You’ll often see the drivers warming up with their personal trainers before a session in a Formula 1 car. This is important as the drivers have a person with them who is dedicated to looking after their fitness and ensuring that they are prepared to race.

A driver’s personal trainer will usually stay with them for their entire career. Even if the driver switches teams, their personal trainer will often stick with them. This is because the driver and the personal trainer develop a relationship and they understand each other, which helps the driver to keep their fitness levels as high as possible.


Much of a driver’s training takes place in a gym. Using weights and various other machines for resistance training is the best way to build the strength and endurance that the drivers need to survive a Grand Prix weekend.

All drivers have their own preferences in terms of the equipment and types of workouts that they do, but strength and endurance training are at the center of what drivers focus on when they train, and the best way to achieve that is in the gym.

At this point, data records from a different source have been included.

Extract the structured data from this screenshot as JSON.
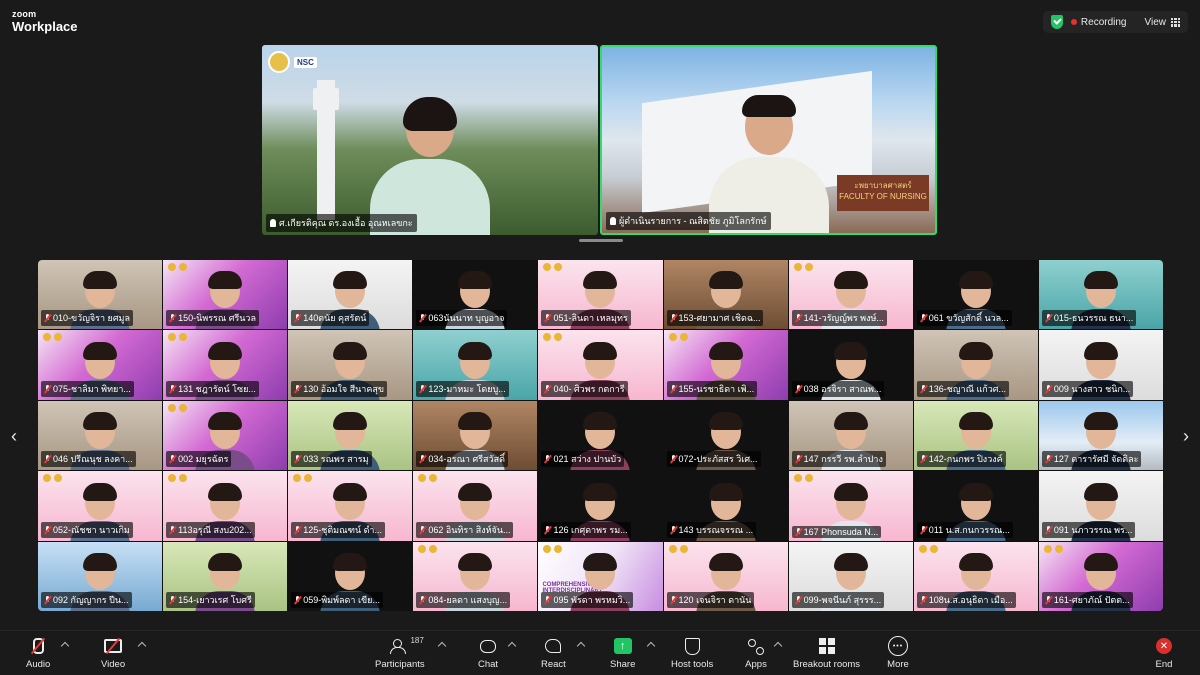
{
  "header": {
    "brand_line1": "zoom",
    "brand_line2": "Workplace",
    "recording_label": "Recording",
    "view_label": "View"
  },
  "speakers": [
    {
      "label": "ศ.เกียรติคุณ ดร.องเอื้อ อุณหเลขกะ"
    },
    {
      "label": "ผู้ดำเนินรายการ - ณสิตชัย ภูมิโลกรักษ์"
    }
  ],
  "speaker_logos": {
    "nsc": "NSC"
  },
  "building_sign": {
    "line1": "ะพยาบาลศาสตร์",
    "line2": "FACULTY OF NURSING"
  },
  "participants": [
    "010-ขวัญจิรา ยศมูล",
    "150-นิพรรณ ศรีนวล",
    "140ดนัย คุสรัตน์",
    "063นันนาท บุญอาจ",
    "051-ลินดา เหลมุทร",
    "153-ศยามาศ เชิดฉ...",
    "141-วรัญญ์พร พงษ์...",
    "061 ขวัญสักดิ์ นวล...",
    "015-ธนวรรณ ธนา...",
    "075-ชาลิมา พิทยา...",
    "131 ชฎารัตน์ โซย...",
    "130 อ้อมใจ สีนาคสุข",
    "123-มาหมะ โดยบู...",
    "040- ศิวพร กตการี",
    "155-นรชาธิดา เพิ...",
    "038 อรจิรา สาณพ...",
    "136-ชญาณี แก้วศ...",
    "009 นางสาว ชนิก...",
    "046 ปรีณนุช ลงคา...",
    "002 มยุรฉัตร",
    "033 รณพร สารมุ",
    "034-อรณา ศรีสวัสดิ์",
    "021 สว่าง ปานบัว",
    "072-ประภัสสร วิเศ...",
    "147 กรรวี รพ.ลำปาง",
    "142-กนกพร ปิงวงค์",
    "127 ดารารัศมี จัดดิละ",
    "052-ณัชชา นาวเกิม",
    "113อรุณี สงบ202...",
    "125-ชุติมณฑน์ ดำ...",
    "062 อินทิรา สิงห์จัน...",
    "126 เกศุดาพร รม...",
    "143 บรรณจรรณ ...",
    "167 Phonsuda N...",
    "011 น.ส.กนกวรรณ...",
    "091 นภาวรรณ พร...",
    "092 กัญญากร ปีน...",
    "154-เยาวเรศ โบศรี",
    "059-พิมพ์ลดา เขีย...",
    "084-ยลดา แสงบุญ...",
    "095 พัรดา พรหมวิ...",
    "120 เจนจิรา ดานัน",
    "099-พจนีนภ์ สุรรร...",
    "108น.ส.อนุธิดา เมือ...",
    "161-ศยาภัณ์ ปัตต..."
  ],
  "comprehensive_text": {
    "line1": "COMPREHENSIVE",
    "line2": "INTERDISCIPLINARY"
  },
  "toolbar": {
    "audio": "Audio",
    "video": "Video",
    "participants": "Participants",
    "participants_count": "187",
    "chat": "Chat",
    "react": "React",
    "share": "Share",
    "host_tools": "Host tools",
    "apps": "Apps",
    "breakout": "Breakout rooms",
    "more": "More",
    "end": "End"
  },
  "colors": {
    "active_speaker_border": "#2fdc6e",
    "share_green": "#22c564",
    "end_red": "#d9302c",
    "recording_red": "#e5322d"
  }
}
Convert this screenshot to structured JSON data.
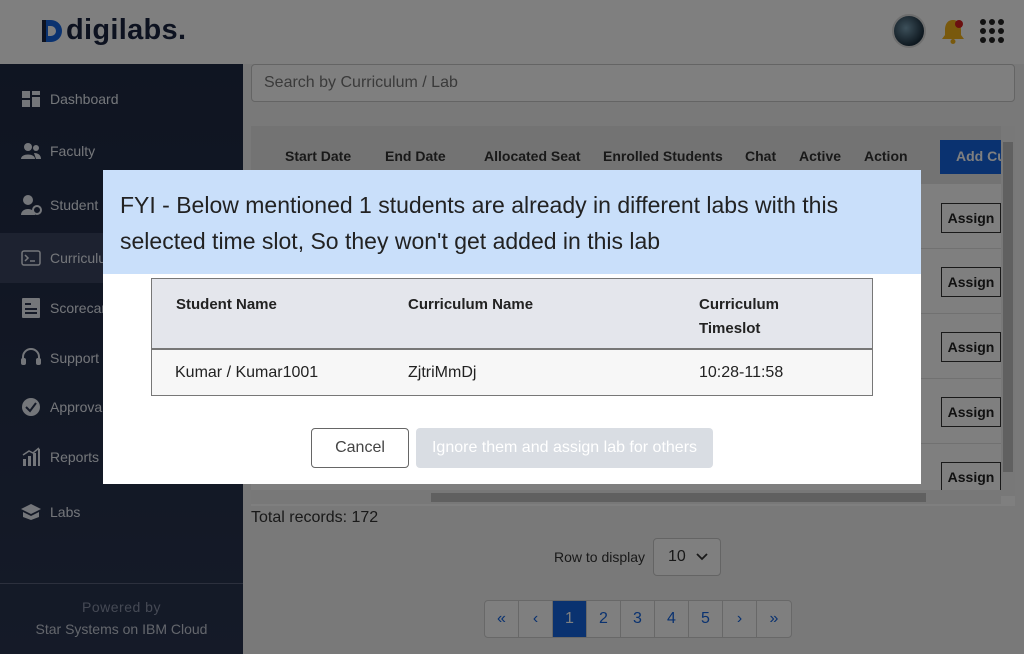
{
  "header": {
    "logo_text": "digilabs.",
    "brand_color": "#1565e0"
  },
  "sidebar": {
    "items": [
      {
        "label": "Dashboard",
        "icon": "dashboard-icon"
      },
      {
        "label": "Faculty",
        "icon": "faculty-icon"
      },
      {
        "label": "Student I",
        "icon": "student-icon"
      },
      {
        "label": "Curriculu",
        "icon": "curriculum-icon"
      },
      {
        "label": "Scorecar",
        "icon": "scorecard-icon"
      },
      {
        "label": "Support",
        "icon": "support-icon"
      },
      {
        "label": "Approval",
        "icon": "approval-icon"
      },
      {
        "label": "Reports",
        "icon": "reports-icon"
      },
      {
        "label": "Labs",
        "icon": "labs-icon"
      }
    ],
    "active_index": 3,
    "footer_powered": "Powered by",
    "footer_company": "Star Systems on IBM Cloud"
  },
  "search": {
    "placeholder": "Search by Curriculum / Lab"
  },
  "table": {
    "columns": [
      "Start Date",
      "End Date",
      "Allocated Seat",
      "Enrolled Students",
      "Chat",
      "Active",
      "Action"
    ],
    "add_button": "Add Cu",
    "assign_label": "Assign",
    "row_count_visible": 5
  },
  "footer": {
    "total_records": "Total records: 172",
    "rows_label": "Row to display",
    "rows_value": "10",
    "pages": [
      "«",
      "‹",
      "1",
      "2",
      "3",
      "4",
      "5",
      "›",
      "»"
    ],
    "active_page": "1"
  },
  "modal": {
    "message": "FYI - Below mentioned 1 students are already in different labs with this selected time slot, So they won't get added in this lab",
    "columns": [
      "Student Name",
      "Curriculum Name",
      "Curriculum Timeslot"
    ],
    "rows": [
      {
        "student": "Kumar / Kumar1001",
        "curriculum": "ZjtriMmDj",
        "timeslot": "10:28-11:58"
      }
    ],
    "cancel_label": "Cancel",
    "ignore_label": "Ignore them and assign lab for others"
  }
}
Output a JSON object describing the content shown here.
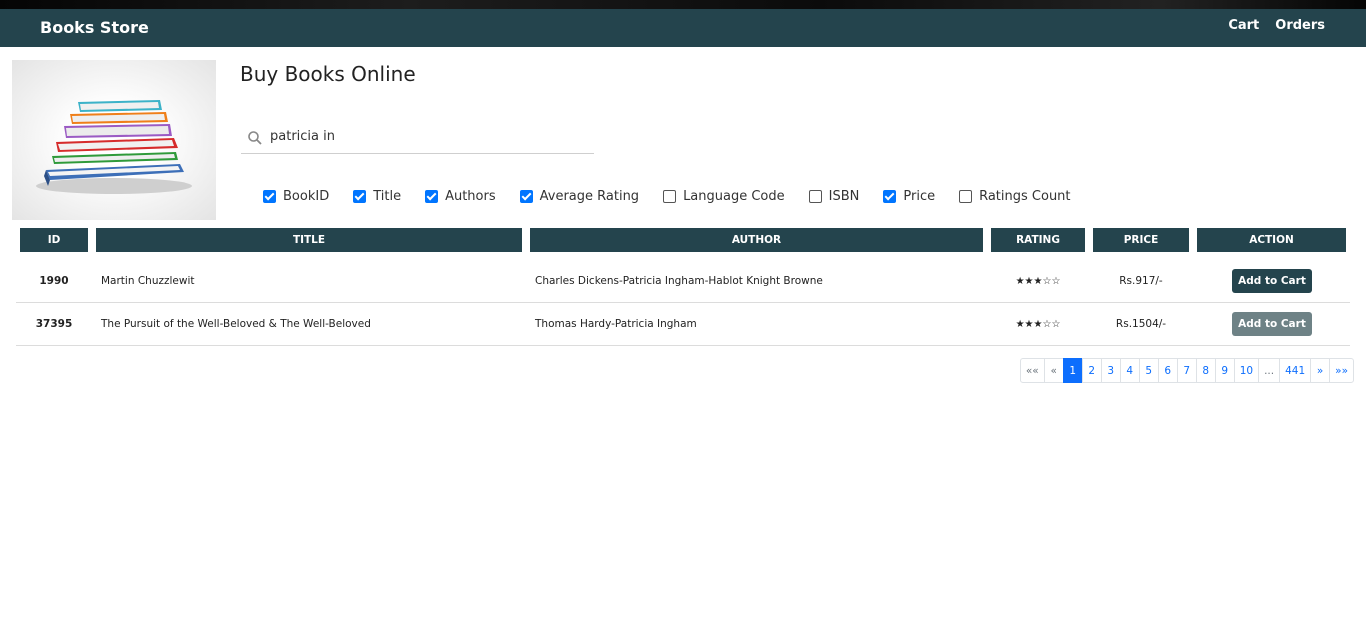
{
  "navbar": {
    "brand": "Books Store",
    "links": [
      "Cart",
      "Orders"
    ],
    "color": "#24444d"
  },
  "hero": {
    "image_icon": "book-stack-icon",
    "heading": "Buy Books Online"
  },
  "search": {
    "value": "patricia in",
    "icon": "search-icon"
  },
  "filters": [
    {
      "label": "BookID",
      "checked": true
    },
    {
      "label": "Title",
      "checked": true
    },
    {
      "label": "Authors",
      "checked": true
    },
    {
      "label": "Average Rating",
      "checked": true
    },
    {
      "label": "Language Code",
      "checked": false
    },
    {
      "label": "ISBN",
      "checked": false
    },
    {
      "label": "Price",
      "checked": true
    },
    {
      "label": "Ratings Count",
      "checked": false
    }
  ],
  "table": {
    "headers": [
      "ID",
      "TITLE",
      "AUTHOR",
      "RATING",
      "PRICE",
      "ACTION"
    ],
    "rows": [
      {
        "id": "1990",
        "title": "Martin Chuzzlewit",
        "author": "Charles Dickens-Patricia Ingham-Hablot Knight Browne",
        "rating": "★★★☆☆",
        "price": "Rs.917/-",
        "action": "Add to Cart"
      },
      {
        "id": "37395",
        "title": "The Pursuit of the Well-Beloved & The Well-Beloved",
        "author": "Thomas Hardy-Patricia Ingham",
        "rating": "★★★☆☆",
        "price": "Rs.1504/-",
        "action": "Add to Cart"
      }
    ]
  },
  "pagination": {
    "items": [
      "««",
      "«",
      "1",
      "2",
      "3",
      "4",
      "5",
      "6",
      "7",
      "8",
      "9",
      "10",
      "...",
      "441",
      "»",
      "»»"
    ],
    "active": "1"
  }
}
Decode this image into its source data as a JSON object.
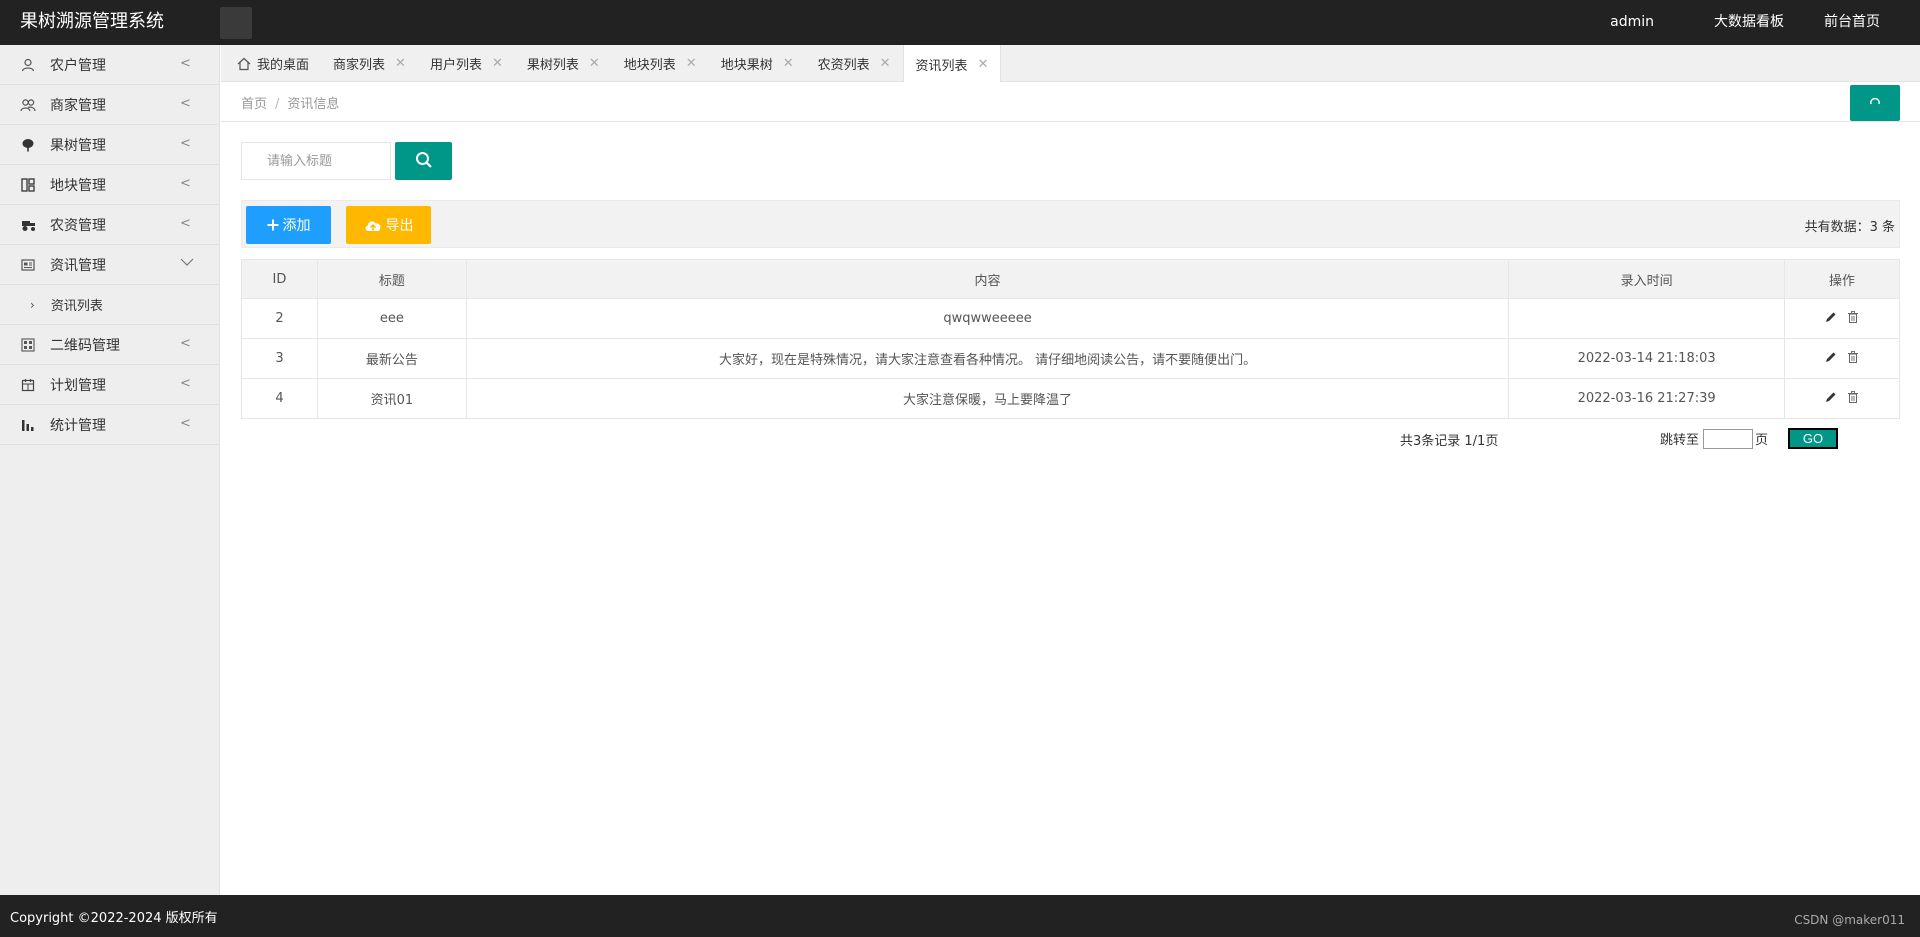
{
  "header": {
    "title": "果树溯源管理系统",
    "nav": [
      "admin",
      "大数据看板",
      "前台首页"
    ]
  },
  "sidebar": {
    "items": [
      {
        "label": "农户管理",
        "icon": "user-icon"
      },
      {
        "label": "商家管理",
        "icon": "users-icon"
      },
      {
        "label": "果树管理",
        "icon": "tree-icon"
      },
      {
        "label": "地块管理",
        "icon": "grid-icon"
      },
      {
        "label": "农资管理",
        "icon": "tractor-icon"
      },
      {
        "label": "资讯管理",
        "icon": "news-icon",
        "expanded": true
      },
      {
        "label": "二维码管理",
        "icon": "qrcode-icon"
      },
      {
        "label": "计划管理",
        "icon": "calendar-icon"
      },
      {
        "label": "统计管理",
        "icon": "bar-chart-icon"
      }
    ],
    "sub_items": [
      {
        "label": "资讯列表"
      }
    ]
  },
  "tabs": [
    {
      "label": "我的桌面",
      "home": true
    },
    {
      "label": "商家列表"
    },
    {
      "label": "用户列表"
    },
    {
      "label": "果树列表"
    },
    {
      "label": "地块列表"
    },
    {
      "label": "地块果树"
    },
    {
      "label": "农资列表"
    },
    {
      "label": "资讯列表",
      "active": true
    }
  ],
  "breadcrumb": {
    "home": "首页",
    "separator": "/",
    "current": "资讯信息"
  },
  "search": {
    "placeholder": "请输入标题"
  },
  "toolbar": {
    "add_label": "添加",
    "export_label": "导出",
    "count_text": "共有数据：3 条"
  },
  "table": {
    "headers": [
      "ID",
      "标题",
      "内容",
      "录入时间",
      "操作"
    ],
    "rows": [
      {
        "id": "2",
        "title": "eee",
        "content": "qwqwweeeee",
        "time": ""
      },
      {
        "id": "3",
        "title": "最新公告",
        "content": "大家好，现在是特殊情况，请大家注意查看各种情况。 请仔细地阅读公告，请不要随便出门。",
        "time": "2022-03-14 21:18:03"
      },
      {
        "id": "4",
        "title": "资讯01",
        "content": "大家注意保暖，马上要降温了",
        "time": "2022-03-16 21:27:39"
      }
    ]
  },
  "pager": {
    "total_text": "共3条记录  1/1页",
    "jump_label": "跳转至",
    "page_unit": "页",
    "go_label": "GO"
  },
  "footer": {
    "copyright": "Copyright ©2022-2024 版权所有",
    "watermark": "CSDN @maker011"
  },
  "colors": {
    "header_bg": "#222222",
    "primary": "#009688",
    "add": "#1e9fff",
    "export": "#ffb800"
  }
}
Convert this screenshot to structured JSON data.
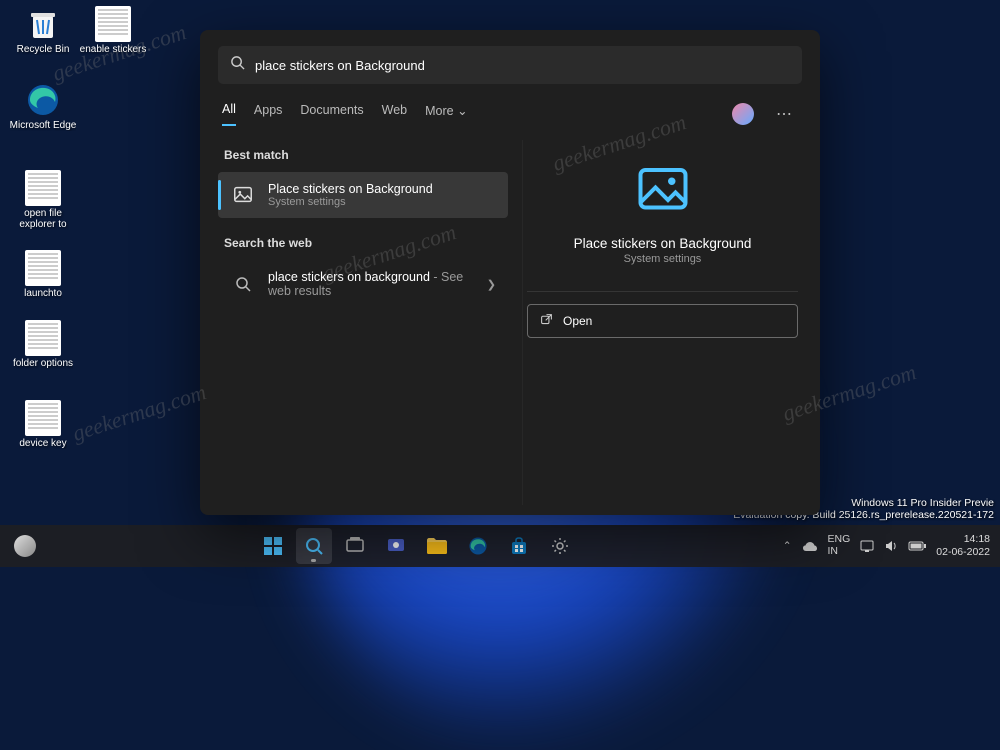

One of the most punishing elements of driving a Formula 1 car is the heat that the drivers have to withstand inside the cockpit of the car. This is especially true in the hotter and more humid climates, such as those of the Middle Eastern and Asian races.

One of the best ways to prepare for these races is by getting into a sauna that is hot and humid. Spending a lot of time in the sauna will condition the drivers’ bodies to get used to the climate and the type of conditions they’ll be driving in.

Sometimes they pair the sauna with mental exercises to ensure that their mind stays sharp despite the difficult conditions. It might not sound difficult, but it’s important for the drivers to acclimatize to the conditions that they will face in the car.


Simulators are another way in which F1 drivers train. Not only does a simulator help the driver to improve their driving abilities and sharpen their skills, but if the settings are accurate, it can also represent the effort they will be putting in during the race (with the exception of the G-forces of course).

The main form of training in this scenario is to improve their focus and concentration over long periods of time. Many drivers will put in double a Grand Prix distance in the simulator to train their mind to focus for longer than it needs to in a race.

With concentration being so important for handling a Formula 1 car, it is key that drivers take the time to do simulator work whenever they can, especially when they come back from the off season and they need to get back into gear as soon as possible.

Being Race Fit

One of the most difficult forms of “training” for a Formula 1 driver is staying “race fit.” This is almost impossible to do without a car. Race fitness is something entirely different, and it’s something that only racing drivers will truly understand.

No matter how strong you are or how much stamina you have, there’s something about driving a racing car that drains your body of all its energy. It’s the combination of all the factors, physical effort, heat, intense concentration, and high G-forces all put together, and there’s nothing else that can simulate that, making it difficult for driver to prepare for this.

At the beginning of the season, we often see drivers struggling with their fitness, and they’ll wake up the day after a race with an aching body. However, as the season progresses their body becomes used to it and they build up “race fitness.”

The only possible way to ‘train’ their race fitness during the off season is to drive a car fast. Many drivers drive Formula 3 cars or karts to get back into the rhythm, since unofficial testing of a Formula 1 car is banned by the FIA.

F1 Driver Training Regime Example

Each driver will have their own training regime that has been set up by their personal trainer based on their preferences, in terms of exercises and where they need to build their strength and endurance. This means that each driver’s training regime will be completely different to the next.

On top of that, there are other factors to consider in terms of how much training each driver does during the day. Some might only train for half a day, whereas others might train for eight hours a day, focusing on different elements.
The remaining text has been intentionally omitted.